If you're putting everything into an ECS system you'd still expect most of your walls to have very few components. For example they may have a render component, materials component, and a position component. Meanwhile a lot of your systems would apply to components that walls don't possess, like an AI component, a velocity component, etc. So if your ECS system stores components in a way that either caches a list of entities with that component or stores the component information in way where iterating over all entities with that component won't iterate over entities without that component you shouldn't see significant slowdown in that respect.


That said where you would see slowdown in this example is in doing things like calculating collision or computing line of sight. If your look-up for whether a tile is blocking is get all entities at position -> check each entity for a 'blocks sight' component then you're doing a lot of legwork for something that's already computationally expensive. If you have to do that every time an entity is trying to answer a question like "can I see x tile" or "can I move to y tile" that's going to sink your performance.

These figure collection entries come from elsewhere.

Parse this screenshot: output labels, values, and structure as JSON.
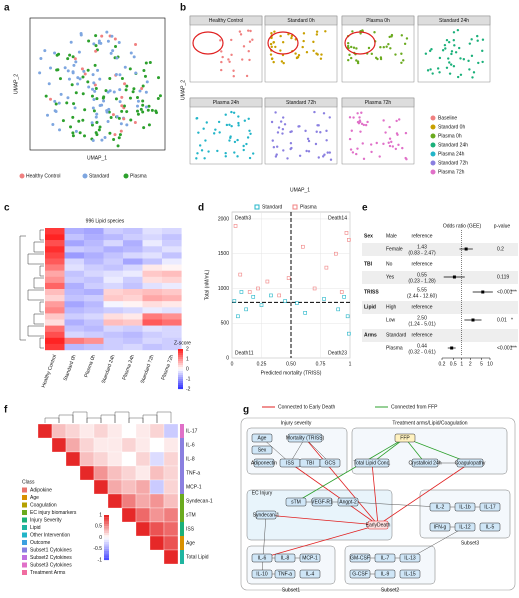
{
  "a": {
    "label": "a",
    "x_label": "UMAP_1",
    "y_label": "UMAP_2",
    "legend": [
      {
        "name": "Healthy Control",
        "color": "#f08080"
      },
      {
        "name": "Standard",
        "color": "#7ea6e0"
      },
      {
        "name": "Plasma",
        "color": "#2ca02c"
      }
    ]
  },
  "b": {
    "label": "b",
    "x_label": "UMAP_1",
    "y_label": "UMAP_2",
    "panels": [
      "Healthy Control",
      "Standard 0h",
      "Plasma 0h",
      "Standard 24h",
      "Plasma 24h",
      "Standard 72h",
      "Plasma 72h"
    ],
    "legend": [
      {
        "name": "Baseline",
        "color": "#f08080"
      },
      {
        "name": "Standard 0h",
        "color": "#c8a000"
      },
      {
        "name": "Plasma 0h",
        "color": "#6aaa1e"
      },
      {
        "name": "Standard 24h",
        "color": "#1ab07a"
      },
      {
        "name": "Plasma 24h",
        "color": "#22b5c8"
      },
      {
        "name": "Standard 72h",
        "color": "#8a7fe0"
      },
      {
        "name": "Plasma 72h",
        "color": "#e070c8"
      }
    ]
  },
  "c": {
    "label": "c",
    "title": "996 Lipid species",
    "columns": [
      "Healthy Control",
      "Standard 0h",
      "Plasma 0h",
      "Standard 24h",
      "Plasma 24h",
      "Standard 72h",
      "Plasma 72h"
    ],
    "values": [
      [
        1.8,
        -0.8,
        -0.9,
        -0.5,
        -0.6,
        -0.3,
        -0.4
      ],
      [
        2.0,
        -0.6,
        -0.8,
        -0.7,
        -0.5,
        -0.4,
        -0.6
      ],
      [
        1.6,
        -0.9,
        -0.7,
        -0.4,
        -0.8,
        -0.2,
        -0.5
      ],
      [
        1.9,
        -0.5,
        -0.6,
        -0.8,
        -0.7,
        -0.5,
        -0.3
      ],
      [
        1.7,
        -1.0,
        -0.8,
        -0.6,
        -0.4,
        -0.3,
        -0.6
      ],
      [
        1.5,
        -0.4,
        -0.7,
        -0.5,
        -0.9,
        -0.6,
        -0.2
      ],
      [
        1.2,
        -0.3,
        -0.5,
        -0.6,
        -0.4,
        0.2,
        0.1
      ],
      [
        0.8,
        -0.6,
        -0.4,
        -0.3,
        -0.2,
        0.5,
        0.6
      ],
      [
        1.0,
        -0.5,
        -0.6,
        -0.2,
        -0.5,
        0.3,
        0.4
      ],
      [
        1.4,
        -0.8,
        -0.5,
        -0.4,
        -0.6,
        -0.3,
        -0.2
      ],
      [
        0.6,
        -0.7,
        -0.8,
        0.4,
        0.5,
        0.6,
        0.5
      ],
      [
        0.4,
        -0.6,
        -0.5,
        0.5,
        0.4,
        0.8,
        0.7
      ],
      [
        0.9,
        -0.9,
        -0.7,
        -0.1,
        0.1,
        0.3,
        0.2
      ],
      [
        1.1,
        -0.7,
        -0.6,
        -0.5,
        -0.4,
        -0.2,
        -0.3
      ],
      [
        0.5,
        -0.5,
        -0.4,
        0.3,
        0.2,
        1.2,
        1.0
      ],
      [
        0.3,
        -0.8,
        -0.6,
        0.6,
        0.5,
        1.5,
        1.3
      ],
      [
        1.3,
        -0.6,
        -0.7,
        -0.4,
        -0.5,
        -0.3,
        -0.4
      ],
      [
        1.6,
        -0.4,
        -0.5,
        -0.6,
        -0.7,
        -0.5,
        -0.4
      ],
      [
        2.0,
        1.2,
        1.0,
        -0.5,
        -0.6,
        -0.4,
        -0.5
      ],
      [
        1.8,
        -0.7,
        -0.6,
        -0.5,
        -0.4,
        -0.6,
        -0.5
      ]
    ],
    "legend_title": "Z-score",
    "legend_ticks": [
      2,
      1,
      0,
      -1,
      -2
    ]
  },
  "d": {
    "label": "d",
    "type": "scatter",
    "x_label": "Predicted mortality (TRISS)",
    "y_label": "Total (nM/mL)",
    "series": [
      {
        "name": "Standard",
        "color": "#22b5c8",
        "x": [
          0.02,
          0.05,
          0.08,
          0.12,
          0.18,
          0.25,
          0.33,
          0.45,
          0.55,
          0.62,
          0.78,
          0.9,
          0.95,
          0.98,
          0.99
        ],
        "y": [
          820,
          600,
          950,
          700,
          880,
          760,
          900,
          820,
          790,
          650,
          850,
          700,
          880,
          600,
          350
        ]
      },
      {
        "name": "Plasma",
        "color": "#f08080",
        "x": [
          0.03,
          0.07,
          0.15,
          0.22,
          0.3,
          0.4,
          0.48,
          0.6,
          0.7,
          0.8,
          0.88,
          0.93,
          0.97,
          0.99
        ],
        "y": [
          1900,
          1200,
          950,
          1000,
          1100,
          900,
          1150,
          1600,
          1000,
          1300,
          1500,
          950,
          1800,
          1700
        ]
      }
    ],
    "xlim": [
      0,
      1
    ],
    "ylim": [
      0,
      2100
    ],
    "xticks": [
      0,
      0.25,
      {
        "value": 0.5,
        "label": "0.50"
      },
      0.75,
      1
    ],
    "yticks": [
      0,
      500,
      1000,
      1500,
      2000
    ],
    "reference_lines": {
      "x": 0.5,
      "y": 800
    },
    "annotations": [
      "Death3",
      "Death14",
      "Death11",
      "Death23"
    ]
  },
  "e": {
    "label": "e",
    "header": "Odds ratio (GEE)",
    "p_header": "p-value",
    "xlim": [
      0.2,
      10
    ],
    "xticks": [
      0.2,
      0.5,
      1,
      2,
      5,
      10
    ],
    "rows": [
      {
        "group": "Sex",
        "level": "Male",
        "estimate": "reference"
      },
      {
        "level": "Female",
        "or": 1.43,
        "ci": "(0.83 - 2.47)",
        "lo": 0.83,
        "hi": 2.47,
        "p": "0.2"
      },
      {
        "group": "TBI",
        "level": "No",
        "estimate": "reference"
      },
      {
        "level": "Yes",
        "or": 0.55,
        "ci": "(0.23 - 1.28)",
        "lo": 0.23,
        "hi": 1.28,
        "p": "0.119"
      },
      {
        "group": "TRISS",
        "or": 5.55,
        "ci": "(2.44 - 12.60)",
        "lo": 2.44,
        "hi": 12.6,
        "p": "<0.001",
        "sig": "***"
      },
      {
        "group": "Lipid",
        "level": "High",
        "estimate": "reference"
      },
      {
        "level": "Low",
        "or": 2.5,
        "or_label": "2.50",
        "ci": "(1.24 - 5.01)",
        "lo": 1.24,
        "hi": 5.01,
        "p": "0.01",
        "sig": "*"
      },
      {
        "group": "Arms",
        "level": "Standard",
        "estimate": "reference"
      },
      {
        "level": "Plasma",
        "or": 0.44,
        "ci": "(0.32 - 0.61)",
        "lo": 0.32,
        "hi": 0.61,
        "p": "<0.001",
        "sig": "***"
      }
    ]
  },
  "f": {
    "label": "f",
    "legend_title": "Class",
    "classes": [
      {
        "name": "Adipokine",
        "color": "#e8736c"
      },
      {
        "name": "Age",
        "color": "#d89000"
      },
      {
        "name": "Coagulation",
        "color": "#b5a000"
      },
      {
        "name": "EC injury biomarkers",
        "color": "#6aaa1e"
      },
      {
        "name": "Injury Severity",
        "color": "#1ab07a"
      },
      {
        "name": "Lipid",
        "color": "#1fb5a0"
      },
      {
        "name": "Other Intervention",
        "color": "#22b5c8"
      },
      {
        "name": "Outcome",
        "color": "#3ca0e0"
      },
      {
        "name": "Subset1 Cytokines",
        "color": "#8a7fe0"
      },
      {
        "name": "Subset2 Cytokines",
        "color": "#c070e0"
      },
      {
        "name": "Subset3 Cytokines",
        "color": "#e070c8"
      },
      {
        "name": "Treatment Arms",
        "color": "#f06ca0"
      }
    ],
    "variables": [
      "IL-17",
      "IL-6",
      "IL-8",
      "TNF-a",
      "MCP-1",
      "Syndecan-1",
      "sTM",
      "ISS",
      "Age",
      "Total Lipid"
    ],
    "variable_class": [
      10,
      8,
      8,
      8,
      8,
      3,
      3,
      4,
      1,
      5
    ],
    "correlation": [
      [
        1,
        0.3,
        0.2,
        0.1,
        0.2,
        0.1,
        0,
        0.1,
        0.2,
        -0.3
      ],
      [
        1,
        0.4,
        0.2,
        0.1,
        0.1,
        0.2,
        0.1,
        0,
        0.1
      ],
      [
        1,
        0.3,
        0.2,
        0.1,
        0,
        0.2,
        -0.2,
        0.2
      ],
      [
        1,
        0.5,
        0.3,
        0.2,
        0.1,
        0.3,
        0.2
      ],
      [
        1,
        0.4,
        0.3,
        0.4,
        -0.3,
        0.2
      ],
      [
        1,
        0.6,
        0.4,
        0.5,
        0.3
      ],
      [
        1,
        0.7,
        0.5,
        0.6
      ],
      [
        1,
        0.8,
        0.7
      ],
      [
        1,
        0.8
      ],
      [
        1
      ]
    ],
    "colorbar_ticks": [
      1,
      0.5,
      0,
      -0.5,
      -1
    ]
  },
  "g": {
    "label": "g",
    "legend": [
      "Connected to Early Death",
      "Connected from FFP"
    ],
    "groups": [
      "Injury severity",
      "Treatment arms/Lipid/Coagulation",
      "EC Injury",
      "Subset3",
      "Subset1",
      "Subset2"
    ],
    "nodes": [
      "Age",
      "Sex",
      "Adiponectin",
      "Mortality (TRISS)",
      "ISS",
      "TBI",
      "GCS",
      "Total Lipid Conc.",
      "FFP",
      "Crystalloid 24h",
      "Coagulopathy",
      "Syndecan-1",
      "sTM",
      "VEGF-R1",
      "Angpt-2",
      "EarlyDeath",
      "IL-2",
      "IL-1b",
      "IL-17",
      "IFN-g",
      "IL-12",
      "IL-5",
      "IL-6",
      "IL-8",
      "MCP-1",
      "IL-10",
      "TNF-a",
      "IL-4",
      "GM-CSF",
      "IL-7",
      "IL-13",
      "G-CSF",
      "IL-9",
      "IL-15"
    ]
  }
}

I think what you'd need to do in that case is plan ahead for this type of work build structures on top to help. For example you may build a component for static collision blockers (for entities that don't move or disappear often) and whenever an entity gains/loses that component or is added/removed with that component you recalculate a base collision map as a 1d/2d/3d boolean (or enum) array. That way you'd have that data already computed and when you need to do something like pathfinding you can use the pre-computed data structure rather than having to query a lot of information from the ECS system every time. Then if you need dynamic collision on top of that (for entities that move often) you could use a second component for that but it would be a much smaller amount of entities that you'd be looking at to incorporate that data.